The board of directors (the “Board”) of the Company is pleased to announce that at the Adjourned AGM held on December 28, 2022, the Notice of which was given to the Shareholders on October 19, 2022, all the proposed resolutions as set out in the Notice were taken by poll. The poll results in respect of the resolutions proposed at the Adjourned AGM are as follows:
| | NUMBER OF VOTES CAST |
ORDINARY RESOLUTIONS | AND PERCENTAGE (%) |
| | FOR | AGAINST |
1. | To receive and adopt the audited consolidated financial statements of the Company for the year ended June 30, 2022 and the reports of the directors and auditor thereon. | 962,240,384 (99.999519%) | 4,628 (0.000481%) |
| | | |
| | | | |
2. | (A) | To re-elect the following persons as the directors of the Company (the “Directors”): |
| | | | |
| | (i) To re-elect Mr. Li Minxin as an executive Director. | 890,143,644 | 72,096,792 |
| | | (92.507404%) | (7.492596%) |
| | | | |
| | (ii) To re-elect Mr.
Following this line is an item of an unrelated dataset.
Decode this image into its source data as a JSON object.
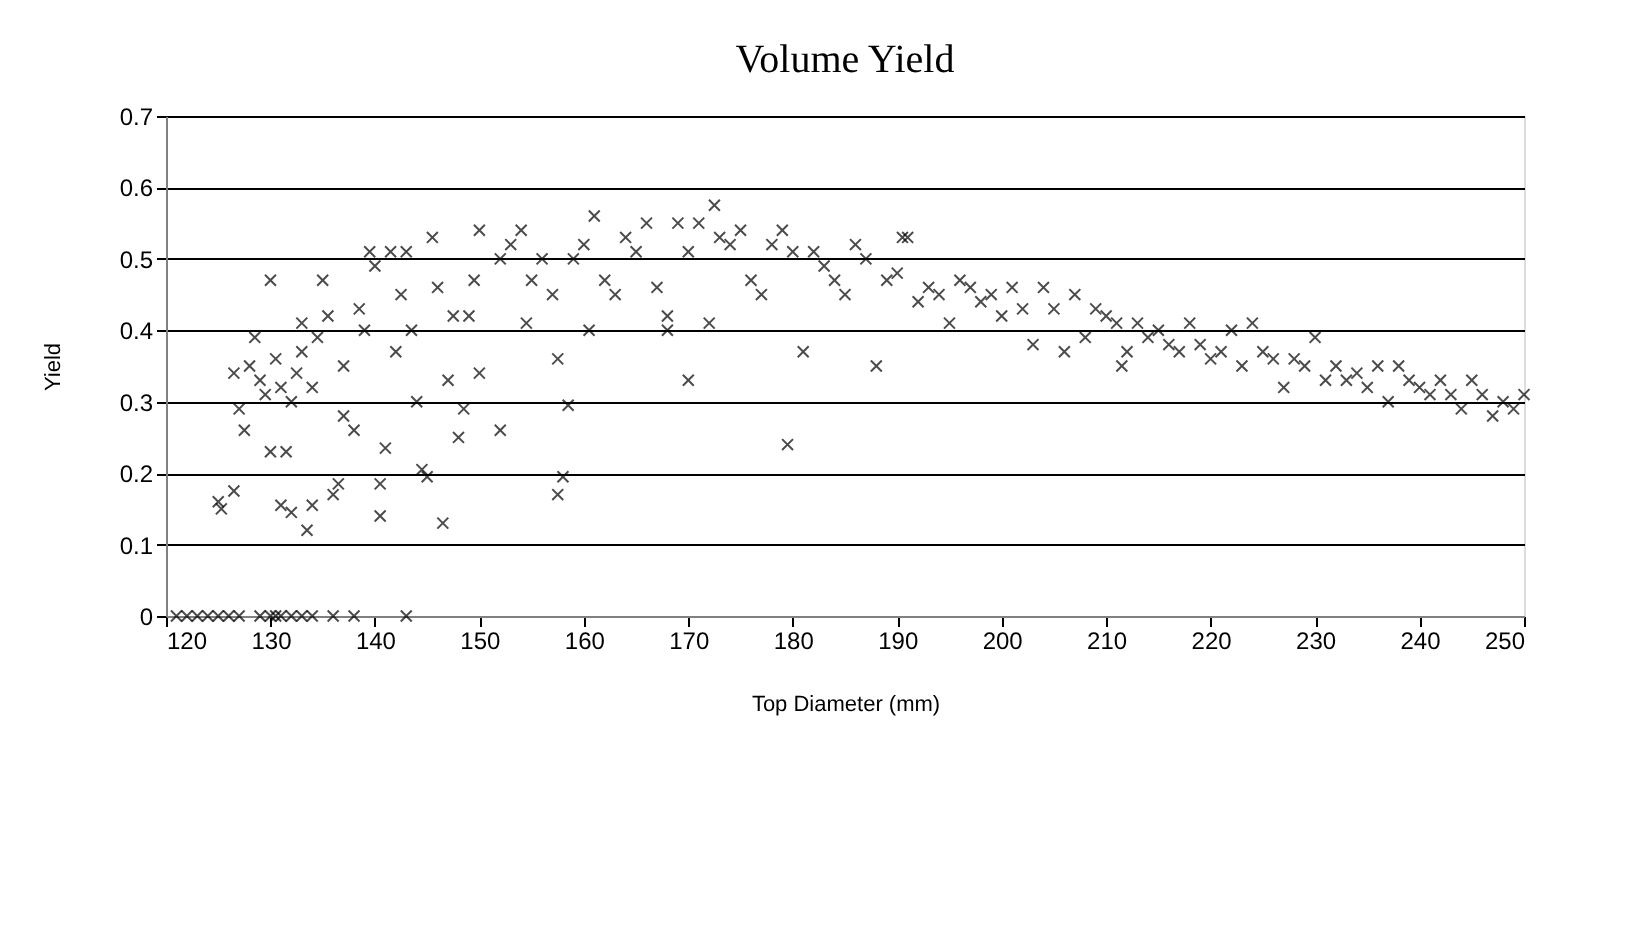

Zhang Saiyin as an executive Director. | 883,278,988 | 78,959,120 |
| | | (91.794222%) | (8.205778%) |
| | | | |
| (B) | To authorise the board of Directors to fix the remuneration of the Directors. | 953,120,636 | 9,125,260 |
| | | (99.051671%) | (0.948329%) |
| | | | |
| | NUMBER OF VOTES CAST |
ORDINARY RESOLUTIONS | AND PERCENTAGE (%) |
| | FOR | AGAINST |
3. | To re-appoint KPMG as auditor of the Company and authorise the board of Directors to fix its remuneration for the year ending June 30, 2023. | 962,246,008 | 56,320 |
| (99.994147%) | (0.005853%) |
| | |
| | | | |
4. | (A) | To grant a general mandate to the Directors to allot, issue and/or otherwise deal with additional shares not exceeding 20% of the total number of issued shares of the Company as at the date of passing this resolution. | 818,217,896 | 144,081,308 |
| | (85.027390%) | (14.972610%) |
| | | |
| (B) | To grant a general mandate to the Directors to repurchase shares not exceeding 10% of the total number of issued shares of the Company as at the date of passing this resolution. | 962,156,492 | 8,928 |
| | (99.999072%) | (0.000928%) |
| | | | |
| (C) | Conditional upon the passing of the ordinary resolutions numbered 4(A) and 4(B), to extend the authority given to the Directors pursuant to ordinary resolution numbered 4(A) to issue shares by adding to the number of shares of the Company which may be allotted and issued by the Directors pursuant to such general mandate of an amount representing the number of shares repurchased under ordinary resolution numbered 4(B). | 794,771,124 | 167,390,688 |
| | (82.602647%) | (17.397353%) |
| | | |
| | | |
| | | |
| | | | |
Notes:
| (a) | As a majority of the votes were cast in favour of each of the resolutions numbered 1 to 4, such resolutions were duly passed as ordinary resolutions. |
| (b) | As at the date of the Adjourned AGM, the total number of issued Shares was 1,266,986,555 Shares. |
| (c) | There was no Shareholder that was required to abstain from voting in respect of the resolutions at the Adjourned AGM and none of the Shareholders have stated their intention in the Circular to vote against or to abstain from voting on any of the resolutions proposed at the Adjourned AGM. There were no Shares entitling the holders to attend and abstain from voting in favour of any resolution at the Adjourned AGM as set out in Rule 13.40 of the Listing Rules. |
| (d) | Accordingly, the total number of Shares entitling the holder to attend and vote on the resolutions at the Adjourned AGM was 1,266,986,555 Shares as at the date of the Adjourned AGM. |
| (e) | The Company’s share registrar, Computershare Hong Kong Investor Services Limited, acted as the scrutineer for the vote-taking at the Adjourned AGM. |
| (f) | All Directors, namely Mr. Ye Guofu, Mr. Li Minxin, Mr. Zhang Saiyin, Ms. Xu Lili, Mr. Zhu Yonghua and Mr. Wang Yongping have attended the Adjourned AGM. |
| By order of the Board |
| MINISO Group Holding Limited |
| Mr. YE Guofu |
| Executive Director and Chairman |
Hong Kong, December 28, 2022
As of the date of this announcement, the Board comprises Mr. YE Guofu, Mr. LI Minxin, Mr. ZHANG Saiyin as executive Directors, Ms. XU Lili, Mr. ZHU Yonghua and Mr. WANG Yongping as independent non-executive Directors.